Biased Decoding for Whisper speech-to-text. The goal is to recognize unusual names or phrases with smaller Whisper models and lower beam sizes.
This repository implements a custom LogitsProcessor for HuggingFace's implementation of the OpenAI Whisper model which uses KenLM for word probabilities.
Use script/setup or pip3 install -e . to install.
If you want to run the tests and linting scripts, use script/setup --dev or pip3 install -e .[dev] instead.
Run python3 -m whisper_bidec --text <text_file> <wav_file> [<wav_file>...] to transcribe WAV files and get CSV output like:
path_to_1.wav|text 1 without bias|text 1 with bias
path_to_2.wav|text 2 without bias|text 2 with bias
...
The text file should contain a list of sentences that you want to bias Whisper towards. These need to have the correct casing and punctuation. You can add multiple --text files.
Increase --bias-towards-lm to get transcripts more like the example sentences (default: 0.5).
Increase --unk-logprob to allow more words outside of the example sentences (default: -5, must be less than 0) or decrease it to restrict words to example sentences (e.g., -10).
To bias Whisper, an n-gram language model is trained on the example sentences. Because Whisper uses tokens internally (partial and whole words), the n-gram model is trained on the tokenized sentences. By default, this is a 5th order n-gram model (change with --ngram-order) with Witten-Bell smoothing.

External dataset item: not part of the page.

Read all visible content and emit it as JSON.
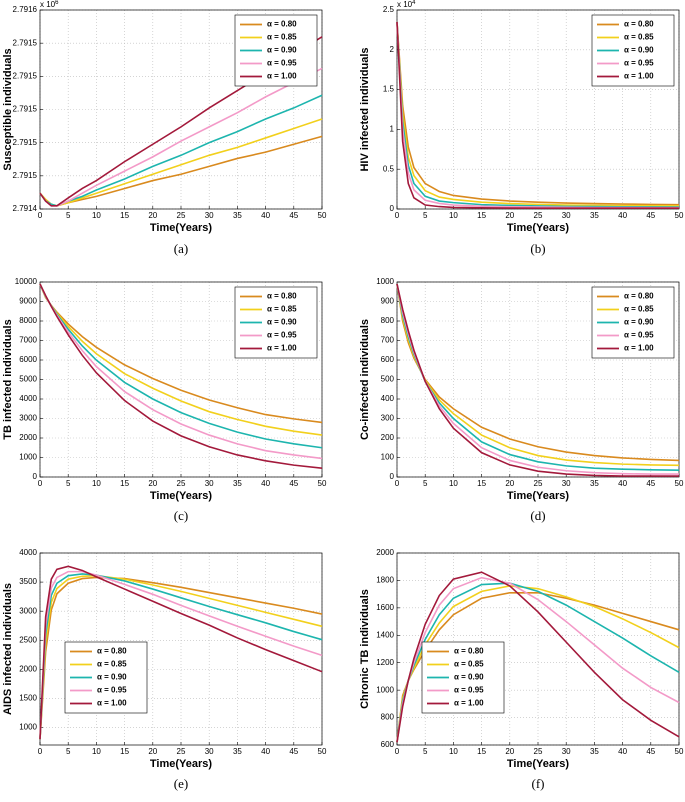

During Whisper's beam search, the scores for the next tokens are computed using both the Whisper model's and the language model's probabilities. Setting --bias-towards-lm 0.5 (the default) means that the probabilities from the language model will be halved before being added to Whisper's probabilities.
When computing the language model probabilities, tokens outside of the example sentences are replaced with an "unknown" token (<unk>) whose (log) probability is set by --unk-logprob. A lower value will penalize sentences that use "unknown" tokens, while a value closer to 0 will allow them.
Some thoughts on the method:
- Witten-Bell smoothing seems to do the best, but there may be better methods. Additionally, the implementation of it was mostly written by ChatGPT so it hasn't been fully verified.
- Casing is a problem right now since Whisper wants to output case-sensitive sentences. It may be worth considering tokens that only differ in case as identical in the language model.